In Lactococcus lactis, the interactions between oxidative defense, metal metabolism, and respiratory metabolism are not fully understood. To provide an insight into these processes, we isolated and characterized mutants of L. lactis resistant to the oxidizing agent tellurite (TeO(3)(2-)), which generates superoxide radicals intracellularly. A collection of tellurite-resistant mutants was obtained using random transposon mutagenesis of L. lactis. These contained insertions in genes encoding a proton-coupled Mn(2+)/Fe(2+) transport homolog (mntH), the high-affinity phosphate transport system (pstABCDEF), a putative osmoprotectant uptake system (choQ), and a homolog of the oxidative defense regulator spx (trmA). The tellurite-resistant mutants all had better survival than the wild type following aerated growth. The mntH mutant was found to be impaired in Fe(2+) uptake, suggesting that MntH is a Fe(2+) transporter in L. lactis. This mutant is capable of carrying out respiration but does not generate as high a final pH and does not exhibit the long lag phase in the presence of hemin and oxygen that is characteristic of wild-type L. lactis. This study suggests that tellurite-resistant mutants also have increased resistance to oxidative stress and that intracellular Fe(2+) can heighten tellurite and oxygen toxicity.

FIG. 1.

Growth of tellurite-resistant mutants but not wt L. lactis MG1363 on tellurite-containing agar. Log-phase-grown cells were diluted (10⁻²) and streaked onto GM17 agar, GM17 agar containing 0.4 mM tellurite plus 0.5 mM cysteine, or GM17 agar containing 0.4 mM tellurite.

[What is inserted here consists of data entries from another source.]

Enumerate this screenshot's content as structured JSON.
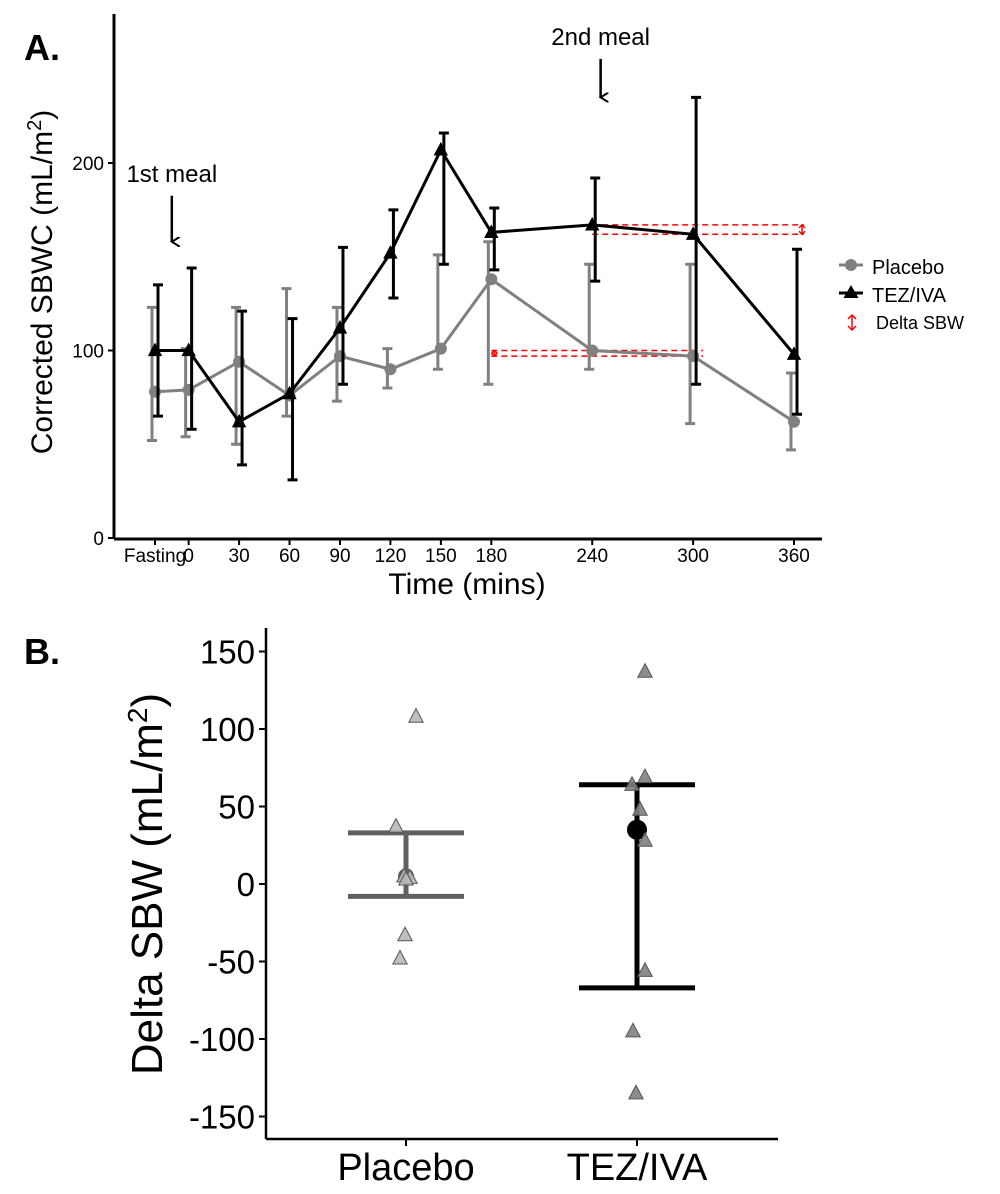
{
  "colors": {
    "placebo": "#808080",
    "tez": "#000000",
    "delta": "#ff0000",
    "placebo_points": "#b8b8b8",
    "tez_points": "#808080",
    "placebo_summary": "#606060"
  },
  "chart_data": [
    {
      "panel": "A.",
      "type": "line",
      "xlabel": "Time (mins)",
      "ylabel": "Corrected SBWC (mL/m",
      "ylabel_sup": "2",
      "ylabel_end": ")",
      "ylim": [
        0,
        270
      ],
      "yticks": [
        0,
        100,
        200
      ],
      "categories": [
        "Fasting",
        "0",
        "30",
        "60",
        "90",
        "120",
        "150",
        "180",
        "240",
        "300",
        "360"
      ],
      "x": [
        -20,
        0,
        30,
        60,
        90,
        120,
        150,
        180,
        240,
        300,
        360
      ],
      "series": [
        {
          "name": "Placebo",
          "marker": "circle",
          "values": [
            78,
            79,
            94,
            76,
            97,
            90,
            101,
            138,
            100,
            97,
            62
          ],
          "err_low": [
            52,
            54,
            50,
            65,
            73,
            80,
            90,
            82,
            90,
            61,
            47
          ],
          "err_high": [
            123,
            101,
            123,
            133,
            123,
            101,
            151,
            158,
            146,
            146,
            88
          ]
        },
        {
          "name": "TEZ/IVA",
          "marker": "triangle",
          "values": [
            100,
            100,
            62,
            77,
            112,
            152,
            207,
            163,
            167,
            162,
            98
          ],
          "err_low": [
            65,
            58,
            39,
            31,
            82,
            128,
            146,
            143,
            137,
            82,
            66
          ],
          "err_high": [
            135,
            144,
            121,
            117,
            155,
            175,
            216,
            176,
            192,
            235,
            154
          ]
        }
      ],
      "delta_lines": [
        {
          "x_from": 240,
          "x_to": 360,
          "y": 167
        },
        {
          "x_from": 240,
          "x_to": 360,
          "y": 162
        },
        {
          "x_from": 180,
          "x_to": 300,
          "y": 100
        },
        {
          "x_from": 180,
          "x_to": 300,
          "y": 97
        }
      ],
      "annotations": [
        {
          "text": "1st meal",
          "x": -10,
          "y": 190,
          "arrow_to_y": 158
        },
        {
          "text": "2nd meal",
          "x": 245,
          "y": 263,
          "arrow_to_y": 235
        }
      ],
      "legend": {
        "position": "right",
        "entries": [
          "Placebo",
          "TEZ/IVA",
          "Delta SBW"
        ]
      }
    },
    {
      "panel": "B.",
      "type": "scatter",
      "xlabel": "",
      "ylabel": "Delta SBW (mL/m",
      "ylabel_sup": "2",
      "ylabel_end": ")",
      "ylim": [
        -163,
        150
      ],
      "yticks": [
        150,
        100,
        50,
        0,
        -50,
        -100,
        -150
      ],
      "ytick_labels": [
        "150",
        "100",
        "50",
        "0",
        "-50",
        "-100",
        "-150"
      ],
      "categories": [
        "Placebo",
        "TEZ/IVA"
      ],
      "groups": [
        {
          "name": "Placebo",
          "points": [
            108,
            37,
            5,
            4,
            3,
            -33,
            -48
          ],
          "jitter": [
            0.1,
            -0.1,
            -0.02,
            0.04,
            0.0,
            -0.01,
            -0.06
          ],
          "mean": 5,
          "upper": 33,
          "lower": -8
        },
        {
          "name": "TEZ/IVA",
          "points": [
            137,
            69,
            64,
            48,
            28,
            -56,
            -95,
            -135
          ],
          "jitter": [
            0.08,
            0.08,
            -0.05,
            0.03,
            0.08,
            0.08,
            -0.04,
            -0.01
          ],
          "mean": 35,
          "upper": 64,
          "lower": -67
        }
      ]
    }
  ]
}
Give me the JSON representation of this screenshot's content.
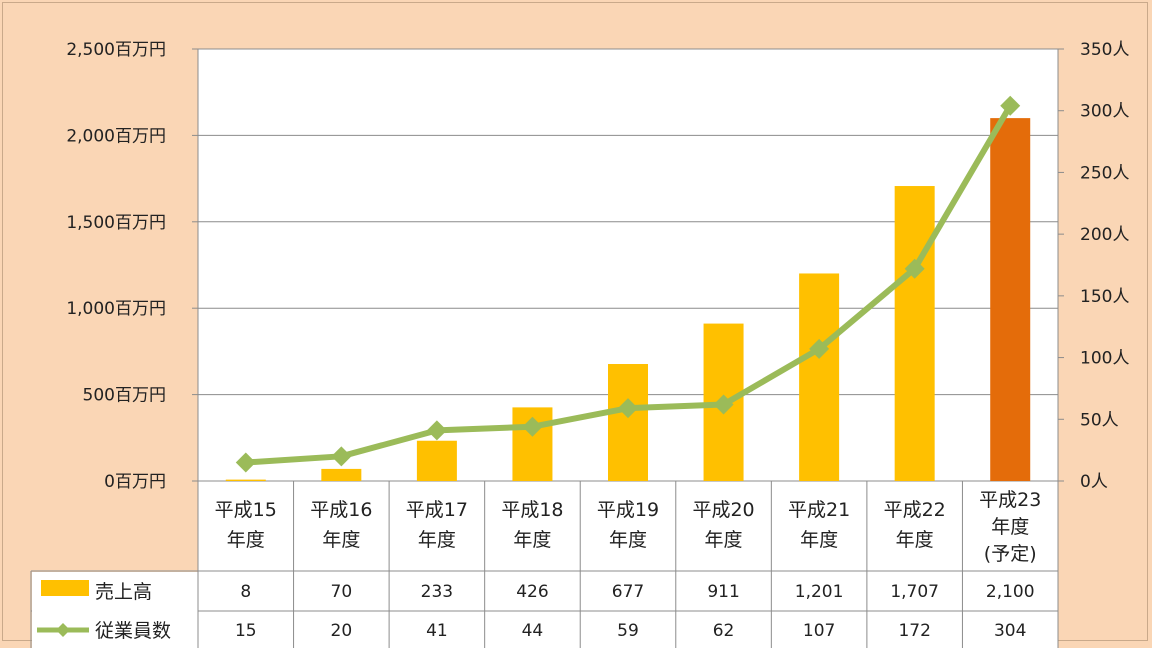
{
  "chart_data": {
    "type": "bar+line",
    "categories": [
      [
        "平成15",
        "年度"
      ],
      [
        "平成16",
        "年度"
      ],
      [
        "平成17",
        "年度"
      ],
      [
        "平成18",
        "年度"
      ],
      [
        "平成19",
        "年度"
      ],
      [
        "平成20",
        "年度"
      ],
      [
        "平成21",
        "年度"
      ],
      [
        "平成22",
        "年度"
      ],
      [
        "平成23",
        "年度",
        "(予定)"
      ]
    ],
    "series": [
      {
        "name": "売上高",
        "type": "bar",
        "axis": "left",
        "values": [
          8,
          70,
          233,
          426,
          677,
          911,
          1201,
          1707,
          2100
        ],
        "table_labels": [
          "8",
          "70",
          "233",
          "426",
          "677",
          "911",
          "1,201",
          "1,707",
          "2,100"
        ],
        "color": "#ffc000",
        "highlight_last_color": "#e46c0a"
      },
      {
        "name": "従業員数",
        "type": "line",
        "axis": "right",
        "values": [
          15,
          20,
          41,
          44,
          59,
          62,
          107,
          172,
          304
        ],
        "table_labels": [
          "15",
          "20",
          "41",
          "44",
          "59",
          "62",
          "107",
          "172",
          "304"
        ],
        "color": "#9bbb59"
      }
    ],
    "left_axis": {
      "ylim": [
        0,
        2500
      ],
      "ticks": [
        0,
        500,
        1000,
        1500,
        2000,
        2500
      ],
      "tick_labels": [
        "0百万円",
        "500百万円",
        "1,000百万円",
        "1,500百万円",
        "2,000百万円",
        "2,500百万円"
      ]
    },
    "right_axis": {
      "ylim": [
        0,
        350
      ],
      "ticks": [
        0,
        50,
        100,
        150,
        200,
        250,
        300,
        350
      ],
      "tick_labels": [
        "0人",
        "50人",
        "100人",
        "150人",
        "200人",
        "250人",
        "300人",
        "350人"
      ]
    },
    "grid": true,
    "legend": "data-table-left",
    "background": "#fad6b5",
    "plot_background": "#ffffff"
  }
}
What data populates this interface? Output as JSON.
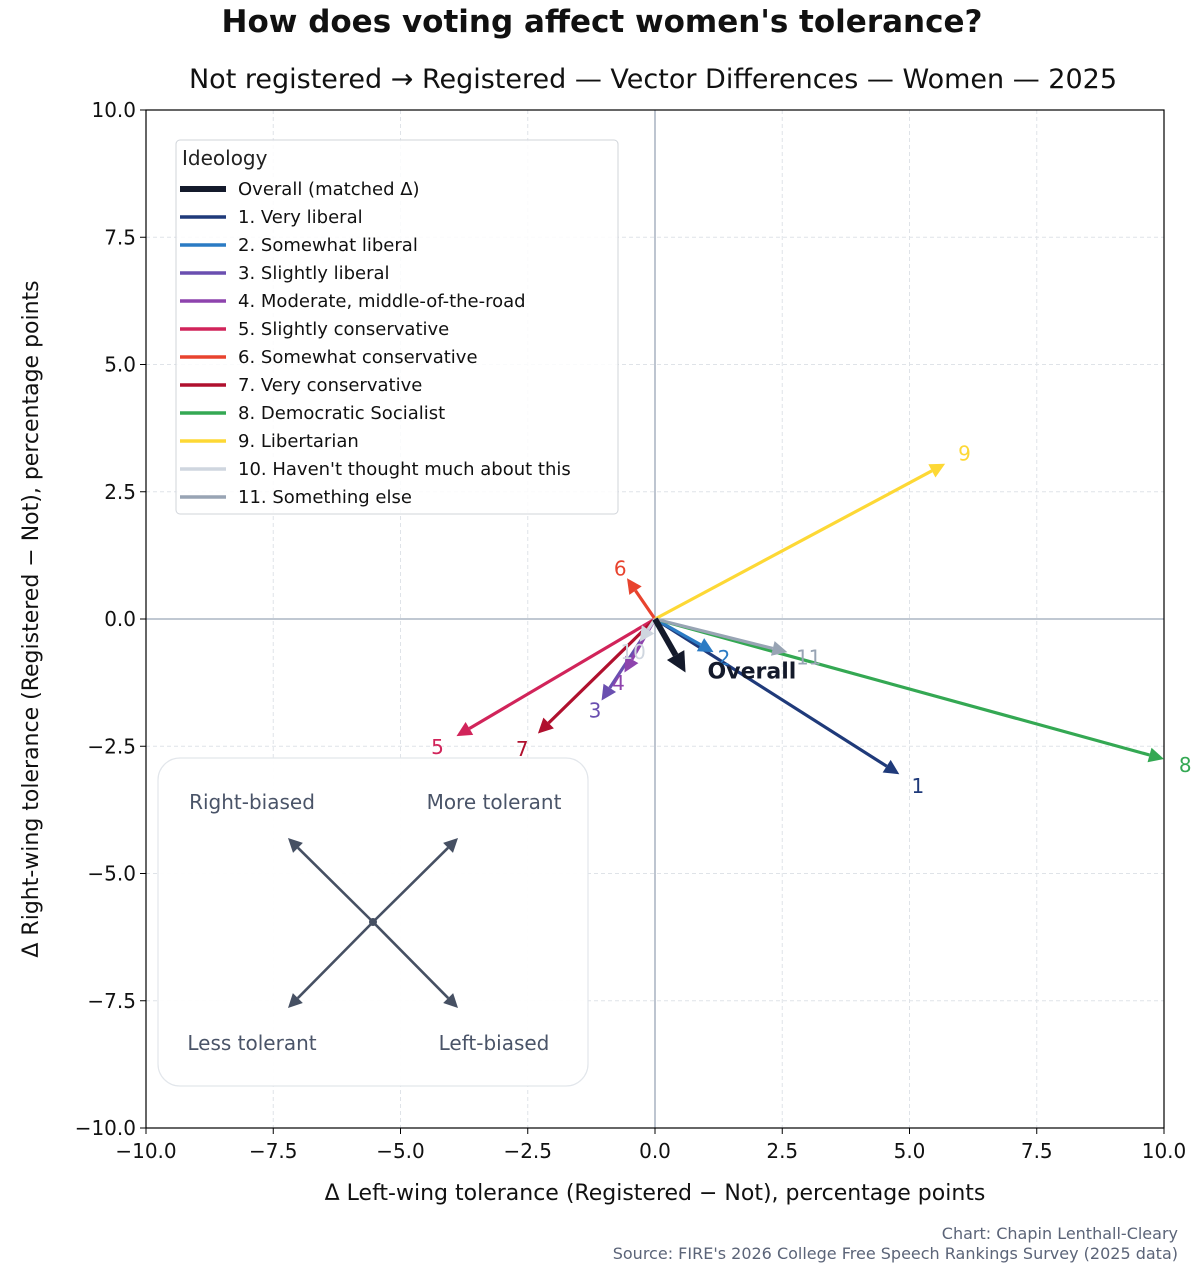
{
  "header": {
    "title": "How does voting affect women's tolerance?",
    "subtitle": "Not registered → Registered — Vector Differences — Women — 2025"
  },
  "footer": {
    "credit": "Chart: Chapin Lenthall-Cleary",
    "source": "Source: FIRE's 2026 College Free Speech Rankings Survey (2025 data)"
  },
  "chart_data": {
    "type": "vector",
    "xlabel": "Δ Left-wing tolerance (Registered − Not), percentage points",
    "ylabel": "Δ Right-wing tolerance (Registered − Not), percentage points",
    "xlim": [
      -10,
      10
    ],
    "ylim": [
      -10,
      10
    ],
    "xticks": [
      -10,
      -7.5,
      -5,
      -2.5,
      0,
      2.5,
      5,
      7.5,
      10
    ],
    "yticks": [
      -10,
      -7.5,
      -5,
      -2.5,
      0,
      2.5,
      5,
      7.5,
      10
    ],
    "xtick_labels": [
      "−10.0",
      "−7.5",
      "−5.0",
      "−2.5",
      "0.0",
      "2.5",
      "5.0",
      "7.5",
      "10.0"
    ],
    "ytick_labels": [
      "−10.0",
      "−7.5",
      "−5.0",
      "−2.5",
      "0.0",
      "2.5",
      "5.0",
      "7.5",
      "10.0"
    ],
    "grid": true,
    "legend_title": "Ideology",
    "legend_position": "top-left",
    "series": [
      {
        "name": "1. Very liberal",
        "label": "1",
        "dx": 4.8,
        "dy": -3.05,
        "color": "#1f3a7a"
      },
      {
        "name": "2. Somewhat liberal",
        "label": "2",
        "dx": 1.15,
        "dy": -0.65,
        "color": "#2b7bc4"
      },
      {
        "name": "3. Slightly liberal",
        "label": "3",
        "dx": -1.05,
        "dy": -1.6,
        "color": "#6a4fb0"
      },
      {
        "name": "4. Moderate, middle-of-the-road",
        "label": "4",
        "dx": -0.6,
        "dy": -1.05,
        "color": "#8e44ad"
      },
      {
        "name": "5. Slightly conservative",
        "label": "5",
        "dx": -3.9,
        "dy": -2.3,
        "color": "#d1245a"
      },
      {
        "name": "6. Somewhat conservative",
        "label": "6",
        "dx": -0.55,
        "dy": 0.8,
        "color": "#e8432e"
      },
      {
        "name": "7. Very conservative",
        "label": "7",
        "dx": -2.3,
        "dy": -2.25,
        "color": "#b0102e"
      },
      {
        "name": "8. Democratic Socialist",
        "label": "8",
        "dx": 10.0,
        "dy": -2.75,
        "color": "#34a853"
      },
      {
        "name": "9. Libertarian",
        "label": "9",
        "dx": 5.7,
        "dy": 3.05,
        "color": "#fdd835"
      },
      {
        "name": "10. Haven't thought much about this",
        "label": "10",
        "dx": -0.3,
        "dy": -0.45,
        "color": "#cfd6df"
      },
      {
        "name": "11. Something else",
        "label": "11",
        "dx": 2.6,
        "dy": -0.65,
        "color": "#98a4b4"
      }
    ],
    "overall": {
      "name": "Overall (matched Δ)",
      "label": "Overall",
      "dx": 0.6,
      "dy": -1.05,
      "color": "#141a2b"
    },
    "key": {
      "top_left": "Right-biased",
      "top_right": "More tolerant",
      "bottom_left": "Less tolerant",
      "bottom_right": "Left-biased"
    }
  }
}
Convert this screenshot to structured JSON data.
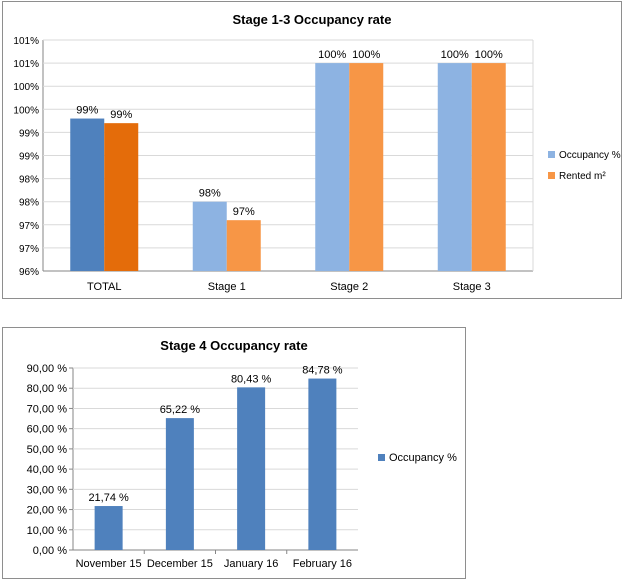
{
  "chart_data": [
    {
      "type": "bar",
      "title": "Stage 1-3 Occupancy rate",
      "categories": [
        "TOTAL",
        "Stage 1",
        "Stage 2",
        "Stage 3"
      ],
      "series": [
        {
          "name": "Occupancy %",
          "values": [
            99.3,
            97.5,
            100.5,
            100.5
          ],
          "labels": [
            "99%",
            "98%",
            "100%",
            "100%"
          ]
        },
        {
          "name": "Rented m²",
          "values": [
            99.2,
            97.1,
            100.5,
            100.5
          ],
          "labels": [
            "99%",
            "97%",
            "100%",
            "100%"
          ]
        }
      ],
      "highlight_category": "TOTAL",
      "colors": {
        "occupancy": "#8db3e2",
        "rented": "#f79646",
        "occupancy_total": "#4f81bd",
        "rented_total": "#e46c0a"
      },
      "ylim": [
        96,
        101
      ],
      "yticks": [
        96,
        96.5,
        97,
        97.5,
        98,
        98.5,
        99,
        99.5,
        100,
        100.5,
        101
      ],
      "ytick_labels": [
        "96%",
        "97%",
        "97%",
        "98%",
        "98%",
        "99%",
        "99%",
        "100%",
        "100%",
        "101%",
        "101%"
      ],
      "xlabel": "",
      "ylabel": "",
      "grid": true,
      "legend": "right"
    },
    {
      "type": "bar",
      "title": "Stage 4 Occupancy rate",
      "categories": [
        "November 15",
        "December 15",
        "January 16",
        "February 16"
      ],
      "series": [
        {
          "name": "Occupancy %",
          "values": [
            21.74,
            65.22,
            80.43,
            84.78
          ],
          "labels": [
            "21,74 %",
            "65,22 %",
            "80,43 %",
            "84,78 %"
          ]
        }
      ],
      "colors": {
        "occupancy": "#4f81bd"
      },
      "ylim": [
        0,
        90
      ],
      "yticks": [
        0,
        10,
        20,
        30,
        40,
        50,
        60,
        70,
        80,
        90
      ],
      "ytick_labels": [
        "0,00 %",
        "10,00 %",
        "20,00 %",
        "30,00 %",
        "40,00 %",
        "50,00 %",
        "60,00 %",
        "70,00 %",
        "80,00 %",
        "90,00 %"
      ],
      "xlabel": "",
      "ylabel": "",
      "grid": true,
      "legend": "right"
    }
  ]
}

Plates were incubated overnight at 37°C. The pstD mutant grew slower on tellurite containing agars and produced pinpoint colonies after 24 h.

FIG. 2.

Survival of wt L. lactis MG1363 and tellurite-resistant mutants following growth under aerated conditions. Overnight nonaerated cultures were diluted 1 in 1,000 in 2× GM17 and incubated at 30°C with shaking. After 9 and 24 h, viable cell numbers were determined by diluting the cultures and spotting 10 μl onto GM17 agar. Plates were incubated overnight at 30°C. This experiment was performed twice, with similar results observed each time.

FIG. 3.

Uptake of iron by L. lactis MG1363 (wt) and the mntH mutant either in the absence (left) or in the presence (right) of manganese. The total amount of Fe²⁺ added to the cells was 100 nmol (final concentration, 99 μM). Mn²⁺ was added at a 10-fold-higher concentration (990 μM) shortly before the addition of Fe²⁺. Fe²⁺ remaining in the supernatant was measured after 30 min. Triplicate iron uptake assays were performed.

FIG. 4.

Effect of hemin on the growth of wt L. lactis MG1363 and the mntH mutant under aerobic conditions. Overnight nonaerated cultures were diluted 1 in 1,000 in 2× GM17 (broken lines) or 2× GM17 containing hemin (solid lines) and incubated at 30°C with shaking. The optical densities of the wt (squares) and the mntH mutant (triangles) were monitored for 9 h. This experiment was performed three times, with similar results observed each time.